Yes, but you need to have a European Economic Operator Registration and Identification (EORI) number. In addition, if you don’t have an EU established ‘indirect representative’, you need to have a permanent business establishment somewhere in the EU, for example, a subsidiary or in some cases a branch of your UK business.
Northern Ireland based businesses should not need a ‘GB’ EORI number to trade with other EU countries.
Although the definition of ‘permanent business establishment’ for customs duty is different to the corporation tax definition of ‘permanent establishment’, clearly, having a local branch or company will bring many practical, administrative and tax issues (VAT, business taxes, payroll taxes etc.) to the fore. Therefore, using a freight forwarded or local agent will be a more practical solution in the short term.
Q: What happens if we act as the importer into the UK?
The EU exporter would complete the EU export declarations and you or your agent would need to complete the import declarations. If you have not completed import declarations before (i.e. have never imported from non-EU countries), the most important issue is to get the origin, value and identification of the goods right so that you pay the correct customs duty.
If you are going to do your own customs declarations in house, it is vital that you have the necessary interfaces with HMRC’s declaration system and that your team are properly trained – errors on the declaration will cause delays and additional costs. The Government is providing grants for customs duty training.
Q: Can we use an agent to do our import duty paperwork?
Of course, your agent can act as either a Direct Representative (lodging the declaration in your name and GB EORI number), or an Indirect Representative (lodging the declaration in their own name and their own GB EORI number). Again, an Indirect Representative will have joint and several liability for the customs debt.
Q: When does the import duty have to be paid?
Whilst the FTA means that most imports of goods from the EU will not have Customs duty on them, duty could still be payable if the goods originate outside of the EU (or even if they comprise of components from outside the EU). Any Customs duty that is payable is due when the goods enter the UK customs territory unless a duty deferment account is in place and/or a duty relief is claimed.
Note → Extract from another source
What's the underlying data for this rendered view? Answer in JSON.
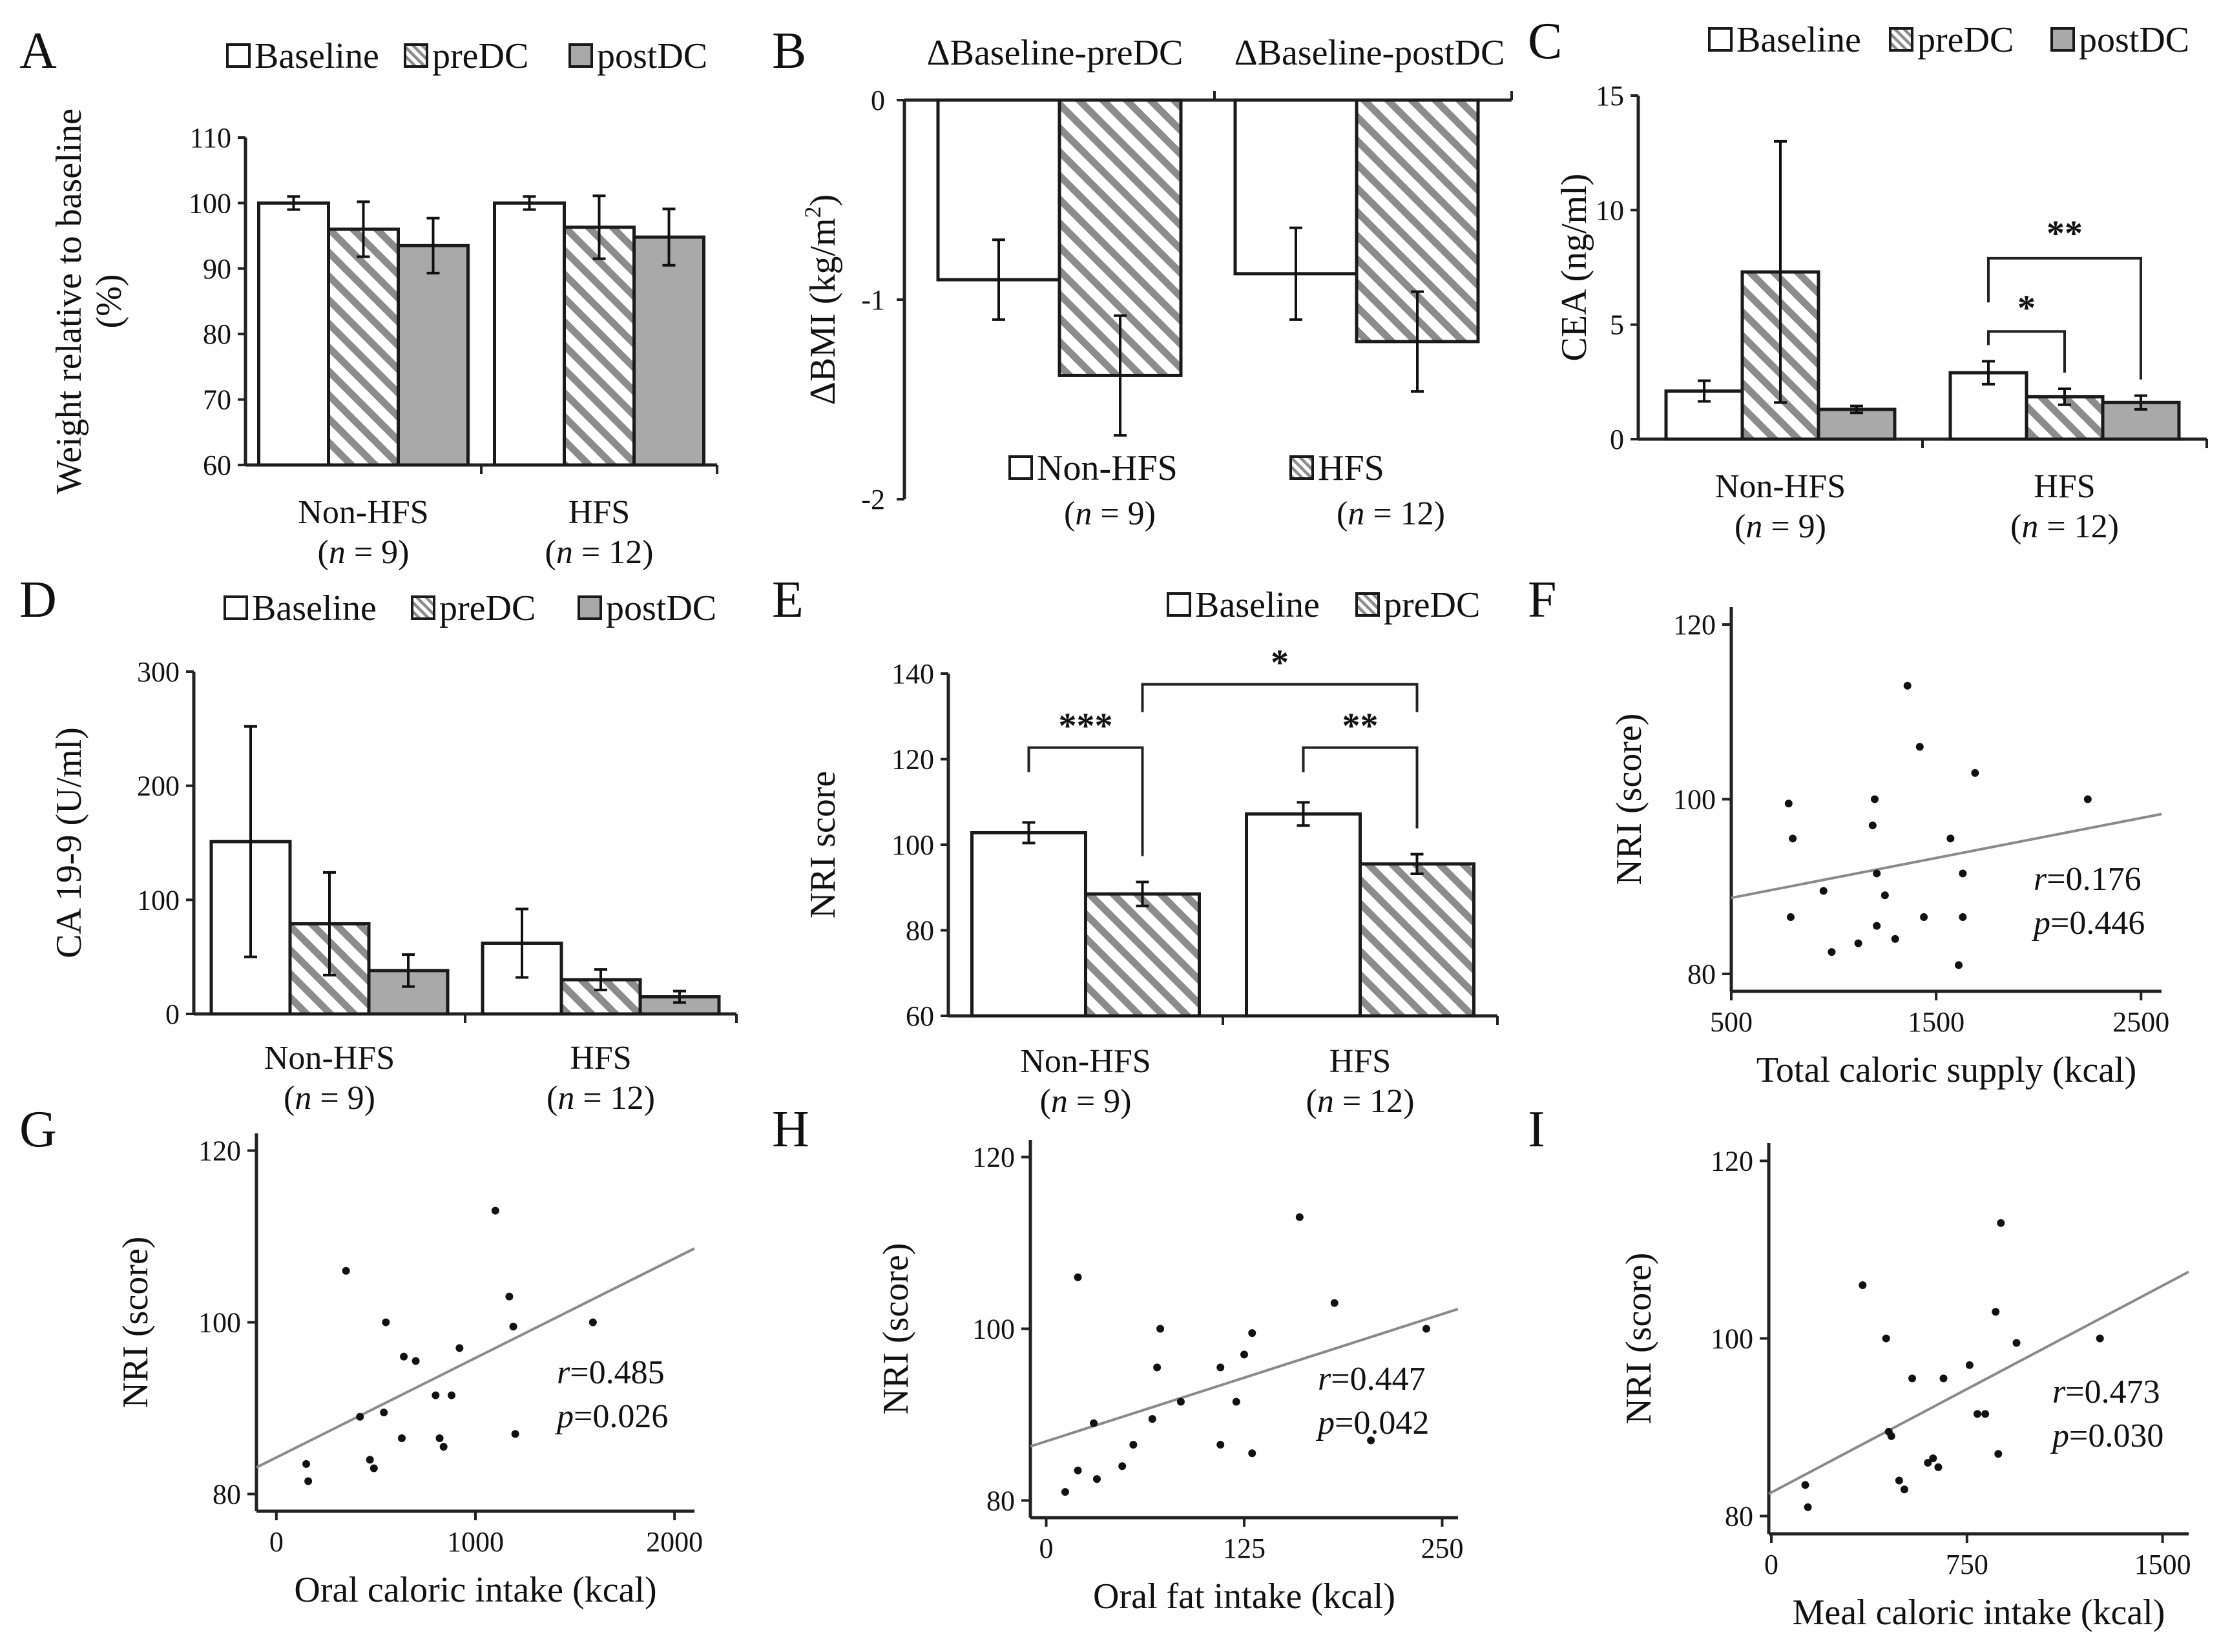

Conversely, EU tariffs can apply when GB businesses sell goods into Northern which if the goods originate outside of the UK (or even if they comprise of components from outside the UK).
Q: How do the import duty reliefs work?
The main principle is that reliefs suspend the date at which customs duty is payable. For example, for Customs Warehousing relief, duty is not paid until goods are removed from the warehouse and go into circulation in the UK: if goods are re-exported directly from the warehouse, no UK duty is payable. Temporary admission relief works in a similar way. Inward processing relief can apply where goods are brought into the UK, worked, adapted or used as components in other goods and then re-exported (to the EU or the rest of the world): again no customs duty is payable until the processed goods enter the UK market.